UPDATE Dec. 11, 11:55 AM EST: Millions of Americans to follow Lindsay's lead

Naturally, there's more than symbolic value to the Pfizer/BioNTech vaccine. With this shot — along with a second dose in 21 days — Lindsay will finally be able to visit her family with less fear of catching or spreading the virus, in addition to visiting her friends, colleagues, and patients.

If the COVID-19 vaccine works as planned, millions of Americans may follow Lindsay's lead.

"This is a special moment, a special day," said Dowling. "This is what everybody has been waiting for."

UPDATE Dec. 14, 12:00 PM EST: State, local authorities to decide who gets COVID-19 vaccine, when

This comes on the heels of several other countries' authorization of the same vaccine for immediate distribution and administration to the populace. The United Kingdom approved the Pfizer/BioNTech recently, and 21,720 people have already received the vaccine as part of its Phase 3 trials to test for efficacy.

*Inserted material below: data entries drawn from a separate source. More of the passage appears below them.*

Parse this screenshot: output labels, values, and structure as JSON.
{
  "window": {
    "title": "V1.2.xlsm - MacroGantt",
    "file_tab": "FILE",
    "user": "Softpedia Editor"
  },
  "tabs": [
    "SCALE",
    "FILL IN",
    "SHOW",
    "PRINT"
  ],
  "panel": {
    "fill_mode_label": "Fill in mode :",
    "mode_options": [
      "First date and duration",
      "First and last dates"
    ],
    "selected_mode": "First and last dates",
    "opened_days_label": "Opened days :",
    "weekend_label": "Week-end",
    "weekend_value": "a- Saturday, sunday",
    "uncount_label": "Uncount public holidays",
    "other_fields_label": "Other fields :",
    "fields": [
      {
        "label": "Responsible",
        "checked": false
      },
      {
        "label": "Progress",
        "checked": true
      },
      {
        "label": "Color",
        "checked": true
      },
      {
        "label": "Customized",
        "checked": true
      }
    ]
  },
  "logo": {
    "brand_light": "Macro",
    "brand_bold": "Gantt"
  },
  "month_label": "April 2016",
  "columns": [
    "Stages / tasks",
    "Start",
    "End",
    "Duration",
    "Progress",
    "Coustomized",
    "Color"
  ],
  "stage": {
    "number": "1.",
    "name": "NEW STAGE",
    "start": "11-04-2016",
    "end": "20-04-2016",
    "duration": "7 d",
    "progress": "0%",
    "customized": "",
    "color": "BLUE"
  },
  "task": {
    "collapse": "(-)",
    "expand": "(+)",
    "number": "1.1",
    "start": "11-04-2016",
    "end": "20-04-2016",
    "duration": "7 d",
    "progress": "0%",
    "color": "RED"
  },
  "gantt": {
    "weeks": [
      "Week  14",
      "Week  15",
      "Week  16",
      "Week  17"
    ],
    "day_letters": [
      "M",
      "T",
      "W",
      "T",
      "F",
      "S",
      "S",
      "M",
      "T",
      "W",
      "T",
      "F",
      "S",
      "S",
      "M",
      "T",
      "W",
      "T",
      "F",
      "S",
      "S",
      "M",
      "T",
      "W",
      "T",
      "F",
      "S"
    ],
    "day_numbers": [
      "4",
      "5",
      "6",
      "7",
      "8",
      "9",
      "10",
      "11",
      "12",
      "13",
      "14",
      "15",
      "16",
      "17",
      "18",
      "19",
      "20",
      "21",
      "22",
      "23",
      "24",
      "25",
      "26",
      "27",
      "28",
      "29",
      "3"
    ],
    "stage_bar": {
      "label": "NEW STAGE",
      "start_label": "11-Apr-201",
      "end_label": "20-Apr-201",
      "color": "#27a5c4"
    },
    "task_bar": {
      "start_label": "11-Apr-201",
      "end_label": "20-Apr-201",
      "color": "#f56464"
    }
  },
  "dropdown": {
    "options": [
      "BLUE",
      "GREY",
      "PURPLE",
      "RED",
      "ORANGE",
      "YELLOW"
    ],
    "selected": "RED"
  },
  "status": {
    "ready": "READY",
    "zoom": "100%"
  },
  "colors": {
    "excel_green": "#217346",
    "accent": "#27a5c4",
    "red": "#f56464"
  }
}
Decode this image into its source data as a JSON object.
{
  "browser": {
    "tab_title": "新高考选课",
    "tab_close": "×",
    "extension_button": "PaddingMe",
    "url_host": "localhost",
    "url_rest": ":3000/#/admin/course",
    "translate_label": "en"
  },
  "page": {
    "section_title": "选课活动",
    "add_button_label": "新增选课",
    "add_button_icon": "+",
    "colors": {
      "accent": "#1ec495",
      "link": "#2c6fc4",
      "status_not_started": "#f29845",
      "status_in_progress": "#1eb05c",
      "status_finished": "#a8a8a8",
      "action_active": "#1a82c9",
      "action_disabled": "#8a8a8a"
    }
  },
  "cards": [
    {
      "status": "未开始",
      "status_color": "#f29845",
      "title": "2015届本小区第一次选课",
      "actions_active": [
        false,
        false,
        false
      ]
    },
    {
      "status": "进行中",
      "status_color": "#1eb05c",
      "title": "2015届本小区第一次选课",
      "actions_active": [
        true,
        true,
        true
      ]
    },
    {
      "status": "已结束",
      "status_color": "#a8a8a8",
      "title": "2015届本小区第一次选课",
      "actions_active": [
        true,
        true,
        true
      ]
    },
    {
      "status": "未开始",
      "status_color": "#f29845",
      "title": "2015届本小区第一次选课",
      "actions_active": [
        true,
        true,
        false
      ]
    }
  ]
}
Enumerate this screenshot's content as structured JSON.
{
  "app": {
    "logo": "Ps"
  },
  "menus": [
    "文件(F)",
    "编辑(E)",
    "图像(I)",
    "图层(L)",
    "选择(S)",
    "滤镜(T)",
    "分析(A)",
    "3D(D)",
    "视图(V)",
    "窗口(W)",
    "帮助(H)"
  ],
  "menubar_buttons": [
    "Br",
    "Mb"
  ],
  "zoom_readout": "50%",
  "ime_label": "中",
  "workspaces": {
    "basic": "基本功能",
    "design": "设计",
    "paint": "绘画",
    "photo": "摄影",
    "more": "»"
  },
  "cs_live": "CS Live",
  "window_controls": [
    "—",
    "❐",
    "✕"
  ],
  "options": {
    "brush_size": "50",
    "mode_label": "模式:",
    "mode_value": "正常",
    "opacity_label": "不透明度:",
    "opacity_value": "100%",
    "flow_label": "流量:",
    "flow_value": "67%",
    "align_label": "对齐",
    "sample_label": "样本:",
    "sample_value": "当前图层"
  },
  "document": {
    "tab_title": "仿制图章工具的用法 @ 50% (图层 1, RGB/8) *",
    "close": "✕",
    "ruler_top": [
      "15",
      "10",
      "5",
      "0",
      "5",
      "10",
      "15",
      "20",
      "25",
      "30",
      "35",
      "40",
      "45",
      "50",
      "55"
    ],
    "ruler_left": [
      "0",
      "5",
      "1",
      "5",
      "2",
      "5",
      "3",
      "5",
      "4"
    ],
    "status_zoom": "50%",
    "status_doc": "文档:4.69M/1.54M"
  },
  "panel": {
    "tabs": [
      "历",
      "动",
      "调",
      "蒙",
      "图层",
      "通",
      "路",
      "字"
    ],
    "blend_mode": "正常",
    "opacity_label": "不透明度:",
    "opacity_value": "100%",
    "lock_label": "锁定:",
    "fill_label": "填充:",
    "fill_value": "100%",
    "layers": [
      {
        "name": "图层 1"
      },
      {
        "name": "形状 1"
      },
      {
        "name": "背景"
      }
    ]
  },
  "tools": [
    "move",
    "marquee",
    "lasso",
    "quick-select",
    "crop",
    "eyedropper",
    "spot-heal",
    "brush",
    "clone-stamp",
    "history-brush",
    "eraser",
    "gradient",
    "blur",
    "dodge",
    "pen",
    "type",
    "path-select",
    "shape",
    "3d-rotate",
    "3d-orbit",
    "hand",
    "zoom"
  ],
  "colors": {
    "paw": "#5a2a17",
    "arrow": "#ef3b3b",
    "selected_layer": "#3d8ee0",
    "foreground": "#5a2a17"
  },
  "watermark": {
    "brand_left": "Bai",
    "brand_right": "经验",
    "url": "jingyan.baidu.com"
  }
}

Regardless, Lindsay is among the first to receive the COVID-19 vaccine since the FDA gave approval for emergency use, and the U.S. Centers for Disease Control and Prevention declared their "okay to go" for the treatment to be administered to everyone 16 and older.

In the U.S., state and local authorities must come to their own decision regarding who will receive the vaccine, and when. The CDC has suggested frontline health care workers and long-term care facility residents as first recipients of the COVID-19 vaccine, but only time will tell how the final distribution develops.